Why does node() XPath node type test return duplicates when used with SimpleXMLElement?


I used this examle xml document for practice. And I don't understand node() function in XPath. For example if I write:

$catalog = new SimpleXMLElement("cd.xml",null,true);
$elms = $catalog->xpath("//CD[23]/node()");

print_r($elms);

Result is:

Array
(
    [0] => SimpleXMLElement Object
        (
            [@attributes] => Array
                (
                    [id] => 24
                    [genre] => soul
                )

            [TITLE] => The dock of the bay
            [ARTIST] => Otis Redding
            [COUNTRY] => USA
            [COMPANY] => Stax Records
            [PRICE] => 7.90
            [YEAR] => 1968
        )

    [1] => SimpleXMLElement Object
        (
            [0] => The dock of the bay
        )

    [2] => SimpleXMLElement Object
        (
            [@attributes] => Array
                (
                    [id] => 24
                    [genre] => soul
                )

            [TITLE] => The dock of the bay
            [ARTIST] => Otis Redding
            [COUNTRY] => USA
            [COMPANY] => Stax Records
            [PRICE] => 7.90
            [YEAR] => 1968
        ) ...

and so on, repeating CD[23] element after every child element. I tried many variations of this, and always get duplicates in some way. I don't understand why is that?

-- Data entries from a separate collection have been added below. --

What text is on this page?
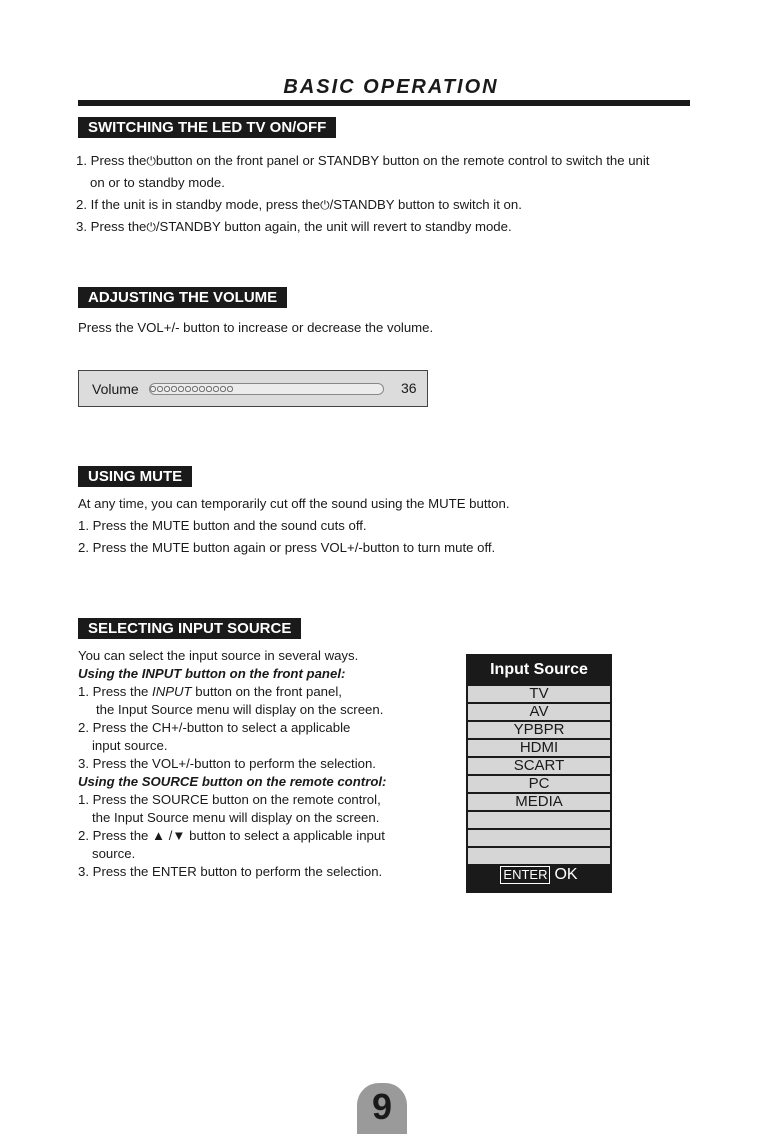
BASIC OPERATION
SWITCHING THE LED TV ON/OFF
1. Press the⏻button on the front panel or STANDBY button on the remote control to switch the unit
on or to standby mode.
2. If the unit is in standby mode, press the⏻/STANDBY button to switch it on.
3. Press the⏻/STANDBY button again, the unit will revert to standby mode.
ADJUSTING THE VOLUME
Press the VOL+/- button to increase or decrease the volume.
Volume	36
USING MUTE
At any time, you can temporarily cut off the sound using the MUTE button.
1. Press the MUTE button and the sound cuts off.
2. Press the MUTE button again or press VOL+/-button to turn mute off.
SELECTING INPUT SOURCE
You can select the input source in several ways.
Using the INPUT button on the front panel:
1. Press the INPUT button on the front panel,
the Input Source menu will display on the screen.
2. Press the CH+/-button to select a applicable
input source.
3. Press the VOL+/-button to perform the selection.
Using the SOURCE button on the remote control:
1. Press the SOURCE button on the remote control,
the Input Source menu will display on the screen.
2. Press the ▲ /▼ button to select a applicable input
source.
3. Press the ENTER button to perform the selection.
Input Source
TV
AV
YPBPR
HDMI
SCART
PC
MEDIA
ENTER OK
9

I tried editing xml document by removing new lines and spaces, so there are no text nodes in between the elements, and I get the result without duplicates. Is it the case that this was the way of xpath() method to represent those text nodes?


Solution

  • I think part of the problem results from the simplification that SimpleXML involves, the xpath method returns an array of SimpleXMLElements and with your path using node() to select any kind of child node of CD[23] in a pure XPath mapping you would get a node list or set containing text nodes and element nodes, it seems the designers of that API for PHP in the case of a text node selected return its parent element so for any text node child of CD[23] selected you get that same parent element returned in the array. You might want to go with CD[23]/* to select any child elements.